You've heard this before: If you ASSUME, you make an A$$ out of U and Me.

How about if you ASSET ALLOCATE, you do something similar to you and your clients.

What? Sacrilege! Asset allocation is tried and true.

Whoa, cupcake, I have a twist for you. I am not against asset allocation. After all, if you moved into bonds and out of stocks in 2008 you did pretty dang well.

But think about what this can do in a steep move - up or down. Let's use the easier to understand - the bear market.

Let's say you reallocate your funds quarterly. Seems reasonable. You want to keep a balance of 60% stocks, 30% bonds and 10% cash. Again, reasonable although not my cup of tea.

Using round numbers, let's say your stocks drop 10% in value. At reallocation time you buy more stocks and trim some of your bonds and cash to get back to that 60-40-10 allocation.  So far, so good, right?

Now let's say stocks drop another 10% and you repeat this process of getting back to 60-40-10.

And then it happens again. This is a bear market. Stocks are going to get cut by 40% in a year - big but not outrageous.
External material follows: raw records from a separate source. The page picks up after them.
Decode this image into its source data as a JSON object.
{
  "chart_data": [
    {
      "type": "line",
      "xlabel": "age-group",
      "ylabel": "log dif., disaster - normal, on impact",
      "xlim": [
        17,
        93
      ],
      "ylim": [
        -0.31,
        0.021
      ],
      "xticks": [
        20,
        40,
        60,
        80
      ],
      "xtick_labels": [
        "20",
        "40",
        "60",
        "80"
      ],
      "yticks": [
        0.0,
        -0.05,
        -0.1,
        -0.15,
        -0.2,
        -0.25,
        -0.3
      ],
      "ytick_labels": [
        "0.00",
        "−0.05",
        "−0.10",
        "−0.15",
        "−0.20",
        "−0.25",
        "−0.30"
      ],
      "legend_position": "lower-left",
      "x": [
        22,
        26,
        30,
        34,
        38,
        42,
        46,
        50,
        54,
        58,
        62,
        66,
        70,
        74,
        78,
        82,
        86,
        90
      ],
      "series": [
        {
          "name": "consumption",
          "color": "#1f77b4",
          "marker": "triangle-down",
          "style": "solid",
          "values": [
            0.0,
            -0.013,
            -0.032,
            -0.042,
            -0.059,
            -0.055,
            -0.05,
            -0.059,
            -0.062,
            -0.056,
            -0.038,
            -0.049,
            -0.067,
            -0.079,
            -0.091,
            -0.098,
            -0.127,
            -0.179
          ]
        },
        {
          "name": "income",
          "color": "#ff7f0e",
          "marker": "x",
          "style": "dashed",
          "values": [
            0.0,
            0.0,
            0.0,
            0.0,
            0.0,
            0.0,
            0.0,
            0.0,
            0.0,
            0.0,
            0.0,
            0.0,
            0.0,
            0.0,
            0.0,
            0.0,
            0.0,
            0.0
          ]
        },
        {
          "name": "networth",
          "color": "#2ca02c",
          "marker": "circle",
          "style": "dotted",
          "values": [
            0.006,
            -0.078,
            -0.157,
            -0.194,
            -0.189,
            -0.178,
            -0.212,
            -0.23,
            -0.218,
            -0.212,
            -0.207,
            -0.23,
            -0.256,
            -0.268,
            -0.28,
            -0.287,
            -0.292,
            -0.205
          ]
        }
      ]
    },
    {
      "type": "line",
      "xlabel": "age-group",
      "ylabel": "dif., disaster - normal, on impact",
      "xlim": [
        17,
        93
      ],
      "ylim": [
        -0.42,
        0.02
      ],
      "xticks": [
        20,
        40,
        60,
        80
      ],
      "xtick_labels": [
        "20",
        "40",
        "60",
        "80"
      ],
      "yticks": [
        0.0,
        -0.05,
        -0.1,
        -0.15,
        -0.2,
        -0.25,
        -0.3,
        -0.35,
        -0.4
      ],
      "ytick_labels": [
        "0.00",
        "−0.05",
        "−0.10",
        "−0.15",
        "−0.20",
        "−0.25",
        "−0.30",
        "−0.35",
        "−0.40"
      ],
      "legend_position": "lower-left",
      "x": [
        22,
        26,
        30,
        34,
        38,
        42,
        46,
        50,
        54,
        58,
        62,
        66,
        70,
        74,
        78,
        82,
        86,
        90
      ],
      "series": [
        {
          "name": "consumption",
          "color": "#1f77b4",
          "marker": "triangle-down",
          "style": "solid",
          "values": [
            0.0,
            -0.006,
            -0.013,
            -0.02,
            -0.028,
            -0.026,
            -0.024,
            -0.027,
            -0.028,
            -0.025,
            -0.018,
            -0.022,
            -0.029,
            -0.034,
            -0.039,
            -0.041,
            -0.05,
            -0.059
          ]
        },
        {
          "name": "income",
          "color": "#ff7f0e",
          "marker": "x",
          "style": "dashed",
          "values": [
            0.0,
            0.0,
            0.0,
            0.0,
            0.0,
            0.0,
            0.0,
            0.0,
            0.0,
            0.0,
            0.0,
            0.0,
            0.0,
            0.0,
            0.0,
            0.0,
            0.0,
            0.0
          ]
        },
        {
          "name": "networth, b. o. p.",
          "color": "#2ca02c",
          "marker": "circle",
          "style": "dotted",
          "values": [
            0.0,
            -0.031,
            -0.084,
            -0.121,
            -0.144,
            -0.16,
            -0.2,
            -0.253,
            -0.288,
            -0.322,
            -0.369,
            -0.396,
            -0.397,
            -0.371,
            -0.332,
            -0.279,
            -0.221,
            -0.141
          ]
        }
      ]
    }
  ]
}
Do you see what has been happening? You've been adding to losing positions and trimming winning positions. Did they teach you that in CFA school?   If the bear lasts long enough, you may have allocated your capital away.

I propose you apply a little technical analysis to the allocation process. Do not reallocate unless the relative values of stocks relative to bonds and cash turns the corner. In other words, when stocks stop falling. Then, by all means, allocate your assume off.